The State Voting
system - NSW
Our State
Government is made up of two 'Houses' - the Legislative Assembly comprised of
93 popularly-elected Members
representing a specific location (or 'Seat') in NSW, and the
Legislative Council consisting of representatives elected by a quota system based
on all votes within the State. Government is
traditionally formed by the Party that has control of the Lower
House (Assembly) either outright or through coalition with another
Party. The Legislative Council acts as a 'House of Review' for legislation passed
through the Lower House.
The
Legislative Assembly
Each NSW
resident lives in an Electoral Division (Seat). Wherever possible
the 93 seats are roughly the same in terms of numbers of voters,
though the physical size may be vastly different, and therefore the
voting patterns are also different.
The type
of voting used in the House of Representatives election is known as
"optional preferential". This means that for a vote to
be counted, one or more squares on the ballot paper must be marked
with numbers starting from 1 to however many the voter decides to
distribute. When the votes are tallied, they will go through a number of
counts, and at each count the candidate receiving the lowest number
of primary votes (1 in their square) is eliminated. That candidate's ballots are redistributed at full
value to the remaining candidates according to the next ranking on
each ballot if a redirection has been chosen.
Eventually there will remain two
candidates - those with the most primary and re-distributed votes -
and they will be the contestants of what is called the
"two-Party preferred vote".
The thing
to be fully aware of here is that for the Legislative Assembly the voter is the person who determines the order of selection
on the voting paper. Individual candidates or Parties cannot
'give' the preferences to any other candidate - it purely depends on
what the voter puts on the ballot paper. It is also important to
remember that the voter does not need to number every square for the vote
to count - this is different to the Federal system.
So what
are 'preference deals'? Preference deals are where a Party or
candidate promise another candidate a position high on their
'How-to-Vote' material handed out at the polling booth on election
day. In a system where only one square has to be numbered (like our
State system), the How-to-Vote recommendations are less powerful,
though many voters will stick to the order their favoured Party
advises them to use.
The
Conservative candidates and Parties often attack the Greens as being
"just another vote for Labor". This is completely bogus at
a State level, because in most cases the Greens will simply
recommend 1 vote and let the voter decide. Where we do make
recommendation for Labor over the Liberals in marginal seats, it is because
the ALP (as bad as they are) are less objectionable in their social policies than the
Libs.
Most of
the time we simply won't preference either.
The
Legislative CouncilThe
Legislative Council is elected on a 'proportional' system, with
Members elected for a term of 8 years. Terms overlap, with half of
the Legislative Council up for election at each State Election.
The type
of voting used for the Legislative Council has been changed so that
Parties no longer have the power over where the votes end up.
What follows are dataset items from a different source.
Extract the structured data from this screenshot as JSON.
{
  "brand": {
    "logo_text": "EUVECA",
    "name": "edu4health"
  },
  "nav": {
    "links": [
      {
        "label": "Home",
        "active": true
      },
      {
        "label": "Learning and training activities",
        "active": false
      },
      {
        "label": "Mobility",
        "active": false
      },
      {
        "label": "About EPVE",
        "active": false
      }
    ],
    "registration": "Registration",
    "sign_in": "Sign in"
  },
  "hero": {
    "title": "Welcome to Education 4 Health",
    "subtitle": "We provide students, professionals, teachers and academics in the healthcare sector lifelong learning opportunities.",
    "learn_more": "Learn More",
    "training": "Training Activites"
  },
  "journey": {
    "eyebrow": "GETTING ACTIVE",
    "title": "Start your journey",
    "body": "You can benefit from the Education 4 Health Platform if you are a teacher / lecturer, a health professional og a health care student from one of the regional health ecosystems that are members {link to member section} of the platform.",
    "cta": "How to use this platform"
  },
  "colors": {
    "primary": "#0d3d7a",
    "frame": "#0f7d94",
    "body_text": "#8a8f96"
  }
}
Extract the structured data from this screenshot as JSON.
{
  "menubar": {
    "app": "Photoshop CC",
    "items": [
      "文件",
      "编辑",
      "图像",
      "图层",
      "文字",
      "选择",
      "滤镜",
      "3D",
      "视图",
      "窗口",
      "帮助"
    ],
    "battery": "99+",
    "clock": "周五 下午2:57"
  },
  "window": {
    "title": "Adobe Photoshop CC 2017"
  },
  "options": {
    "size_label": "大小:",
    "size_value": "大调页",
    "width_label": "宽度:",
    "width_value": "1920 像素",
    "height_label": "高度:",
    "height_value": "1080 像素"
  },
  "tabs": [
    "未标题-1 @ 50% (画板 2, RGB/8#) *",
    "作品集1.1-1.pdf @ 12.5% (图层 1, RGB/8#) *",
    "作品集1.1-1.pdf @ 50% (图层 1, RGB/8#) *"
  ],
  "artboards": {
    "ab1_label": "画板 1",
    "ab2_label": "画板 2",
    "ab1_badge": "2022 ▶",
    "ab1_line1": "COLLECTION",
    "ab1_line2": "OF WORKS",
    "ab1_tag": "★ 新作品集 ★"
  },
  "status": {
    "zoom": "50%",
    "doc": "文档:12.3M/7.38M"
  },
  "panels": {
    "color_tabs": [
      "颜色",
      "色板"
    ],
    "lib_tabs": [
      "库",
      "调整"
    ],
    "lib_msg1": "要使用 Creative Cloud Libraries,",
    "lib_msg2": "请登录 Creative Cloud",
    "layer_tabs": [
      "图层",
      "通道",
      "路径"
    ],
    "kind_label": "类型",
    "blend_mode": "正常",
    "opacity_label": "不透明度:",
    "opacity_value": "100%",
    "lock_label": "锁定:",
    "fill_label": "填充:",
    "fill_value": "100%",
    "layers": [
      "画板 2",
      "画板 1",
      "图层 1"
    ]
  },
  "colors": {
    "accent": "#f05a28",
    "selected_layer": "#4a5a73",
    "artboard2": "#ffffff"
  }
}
Members are elected when a Party/Group reaches a specific 'quota' of
votes. Anything left over is distributed. The above-the-line voting
system for the Legislative Council means that if a voter places a
number above a specific 'group', vote will exhaust unless the
voter has specified a second or more choices. This means that
Parties can't 'group direct' as they can in the Feds.
Individuals still have the option of
filling in as many squares as they want 'below-the-line', however
when the list of candidates is a tablecloth as it has been in the
past, most people simply don't take the time.
Preference
deals are less critical in this system.